The LRT space bears a striking resemblance to the shadow banking system that dominated capital markets prior to the crisis, with many of the same risk factors, such as the rehypothecation of assets, which allowed institutions to post the same collateral against multiple short positions in order to increase their leverage. When a default occurs in one of these short positions, the losses are magnified and frequently passed on to other investors who were completely unaware of the risk. It’s also worth noting that the market for money market funds suffered a similar fate when the infamous $2 billion fund broke the buck and suffered steep losses, causing panic throughout the industry and prompting a wave of redemptions. The systematic risks that were inherent in automated portfolio insurance were also largely responsible for the stock market crash of 1987, as well as the numerous flash crashes that have occurred recently in the cryptocurrency markets. Even the infamous yen carry trade unwind that occurred a few years ago is instructive in this regard; when traders leveraged their positions far too heavily, a large-scale unwind of the trade resulted in massive losses for those who had anticipated a prolonged period of easy profits. Restaking, with its promises of enhanced yield and liquidity, is poised to become the next chapter in this long series of financial disasters.

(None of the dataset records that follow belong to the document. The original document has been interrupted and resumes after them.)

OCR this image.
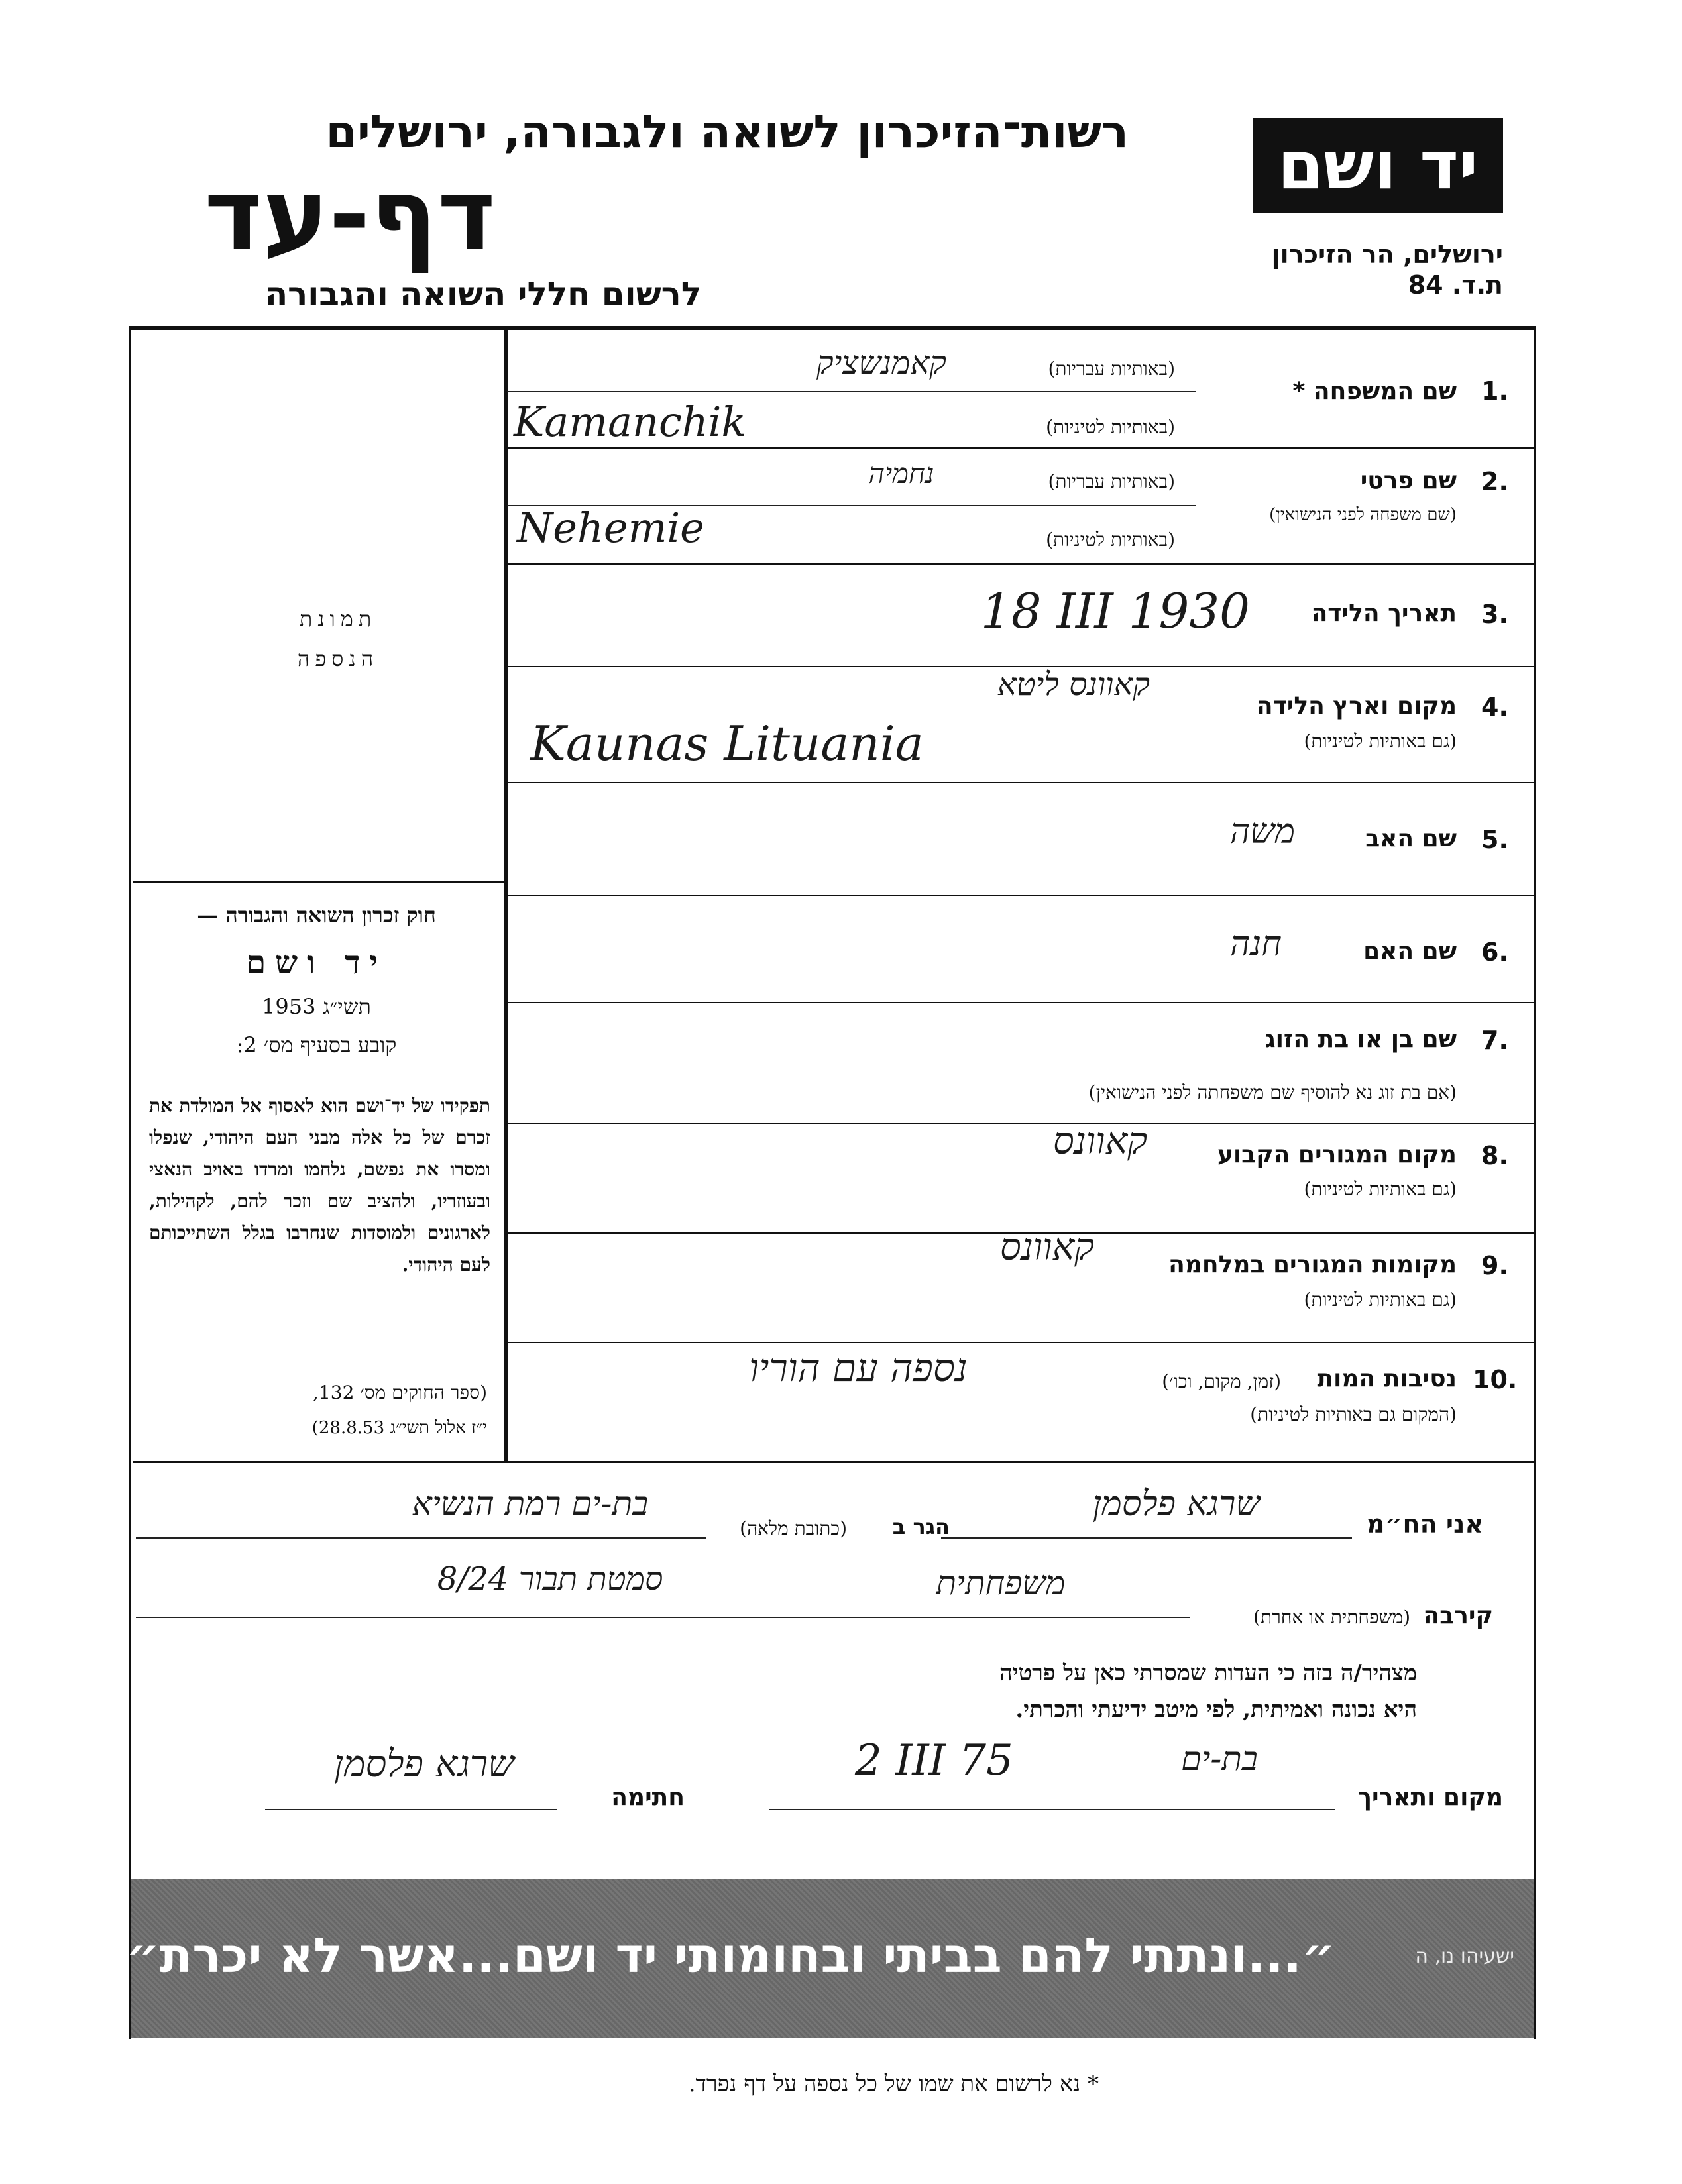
רשות־הזיכרון לשואה ולגבורה, ירושלים
דף-עד
לרשום חללי השואה והגבורה
יד ושם
ירושלים, הר הזיכרון
ת.ד. 84
תמונת
הנספה
חוק זכרון השואה והגבורה —
יד ושם
תשי״ג 1953
קובע בסעיף מס׳ 2:
תפקידו של יד־ושם הוא לאסוף אל המולדת את זכרם של כל אלה מבני העם היהודי, שנפלו ומסרו את נפשם, נלחמו ומרדו באויב הנאצי ובעוזריו, ולהציב שם וזכר להם, לקהילות, לארגונים ולמוסדות שנחרבו בגלל השתייכותם לעם היהודי.
(ספר החוקים מס׳ 132,
י״ז אלול תשי״ג 28.8.53)
1.
שם המשפחה *
(באותיות עבריות)
(באותיות לטיניות)
קאמנשציק
Kamanchik
2.
שם פרטי
(שם משפחה לפני הנישואין)
(באותיות עבריות)
(באותיות לטיניות)
נחמיה
Nehemie
3.
תאריך הלידה
18 III 1930
4.
מקום וארץ הלידה
(גם באותיות לטיניות)
קאוונס ליטא
Kaunas Lituania
5.
שם האב
משה
6.
שם האם
חנה
7.
שם בן או בת הזוג
(אם בת זוג נא להוסיף שם משפחתה לפני הנישואין)
8.
מקום המגורים הקבוע
(גם באותיות לטיניות)
קאוונס
9.
מקומות המגורים במלחמה
(גם באותיות לטיניות)
קאוונס
10.
נסיבות המות
(זמן, מקום, וכו׳)
(המקום גם באותיות לטיניות)
נספה עם הוריו
אני הח״מ
שרגא פלסמן
הגר ב
(כתובת מלאה)
בת-ים רמת הנשיא
סמטת תבור 8/24
קירבה
(משפחתית או אחרת)
משפחתית
מצהיר/ה בזה כי העדות שמסרתי כאן על פרטיה
היא נכונה ואמיתית, לפי מיטב ידיעתי והכרתי.
מקום ותאריך
בת-ים
2 III 75
חתימה
שרגא פלסמן
״...ונתתי להם בביתי ובחומותי יד ושם...אשר לא יכרת״	ישעיהו נו, ה
* נא לרשום את שמו של כל נספה על דף נפרד.
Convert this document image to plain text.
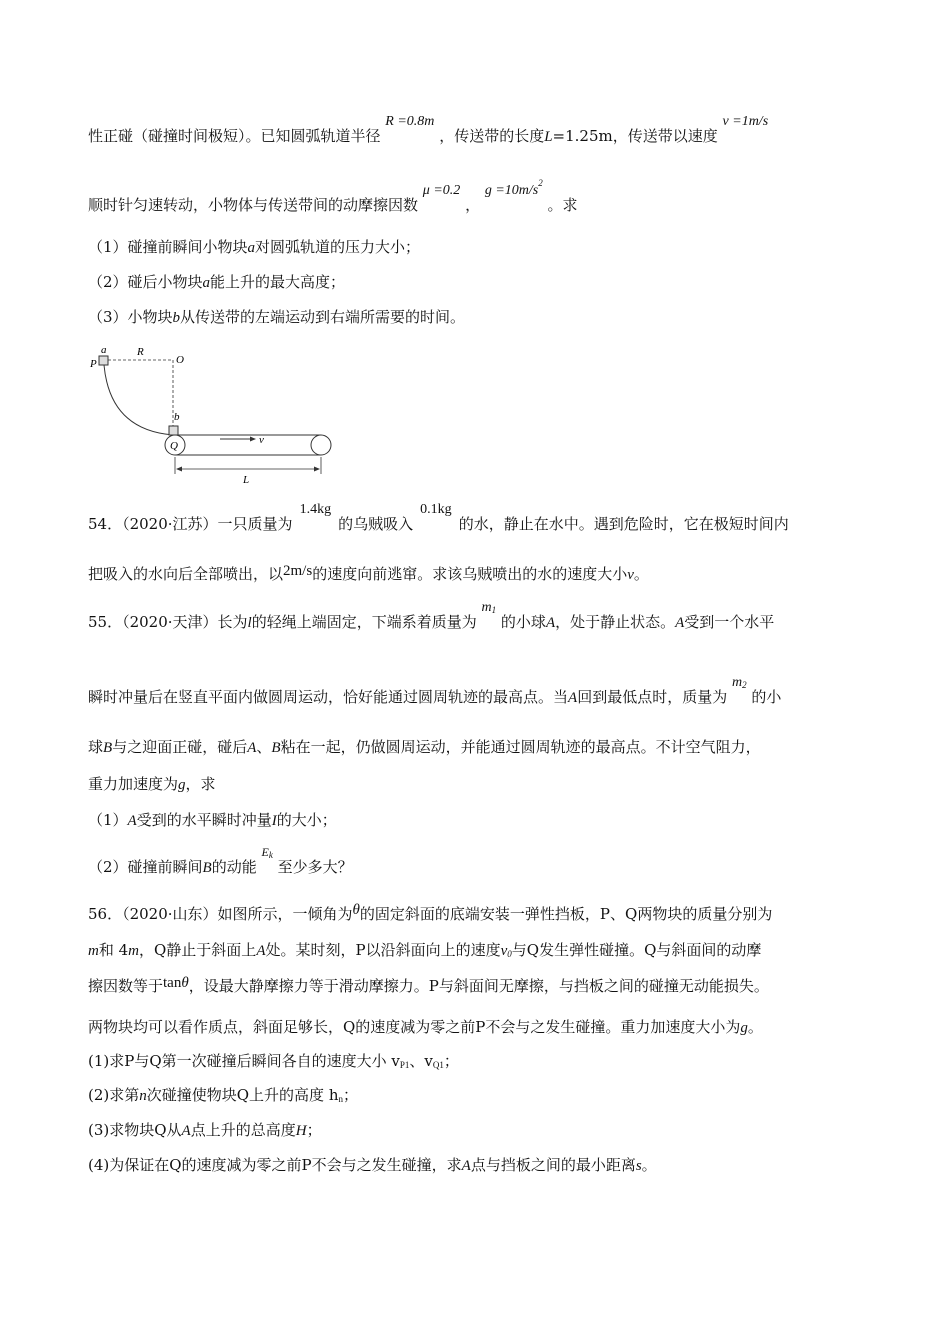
性正碰（碰撞时间极短）。已知圆弧轨道半径 R =0.8m ，传送带的长度L=1.25m，传送带以速度 v =1m/s
顺时针匀速转动，小物体与传送带间的动摩擦因数 μ =0.2 ， $g =10m/s^2$ 。求
（1）碰撞前瞬间小物块a对圆弧轨道的压力大小；
（2）碰后小物块a能上升的最大高度；
（3）小物块b从传送带的左端运动到右端所需要的时间。
P
a	R
O
b
Q	v
L
54．（2020·江苏）一只质量为 1.4kg 的乌贼吸入 0.1kg 的水，静止在水中。遇到危险时，它在极短时间内
把吸入的水向后全部喷出，以2m/s的速度向前逃窜。求该乌贼喷出的水的速度大小v。
55．（2020·天津）长为l的轻绳上端固定，下端系着质量为 $m_1$ 的小球A，处于静止状态。A受到一个水平
瞬时冲量后在竖直平面内做圆周运动，恰好能通过圆周轨迹的最高点。当A回到最低点时，质量为 $m_2$ 的小
球B与之迎面正碰，碰后A、B粘在一起，仍做圆周运动，并能通过圆周轨迹的最高点。不计空气阻力，
重力加速度为g，求
（1）A受到的水平瞬时冲量I的大小；
（2）碰撞前瞬间B的动能 $^{E_k}$ 至少多大？
56．（2020·山东）如图所示，一倾角为θ的固定斜面的底端安装一弹性挡板，P、Q两物块的质量分别为
m和 4m，Q静止于斜面上A处。某时刻，P以沿斜面向上的速度$v_0$与Q发生弹性碰撞。Q与斜面间的动摩
擦因数等于tanθ，设最大静摩擦力等于滑动摩擦力。P与斜面间无摩擦，与挡板之间的碰撞无动能损失。
两物块均可以看作质点，斜面足够长，Q的速度减为零之前P不会与之发生碰撞。重力加速度大小为g。
(1)求P与Q第一次碰撞后瞬间各自的速度大小 $v_{P1}$、$v_{Q1}$；
(2)求第n次碰撞使物块Q上升的高度 $h_n$；
(3)求物块Q从A点上升的总高度H；
(4)为保证在Q的速度减为零之前P不会与之发生碰撞，求A点与挡板之间的最小距离s。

Despite the billions of dollars in capital commitments and the vast number of talented cryptographic engineers who have dedicated their lives to solving these “scaling” issues, it appears that human nature will always triumph over structural obstacles. This is particularly true when it comes to the economics of the situation: no matter how clever the math may be, it will ultimately prove to be no match for the fundamental economic realities of limited supply. The Jenga tower of DeFi will continue to grow and change as long as the financial incentives encourage it to do so. But when the music finally stops, when the liquidity crunches and the queued withdrawals burn the token supply, the DeFi markets will once again learn a lesson that has been reinforced time and time again throughout financial history.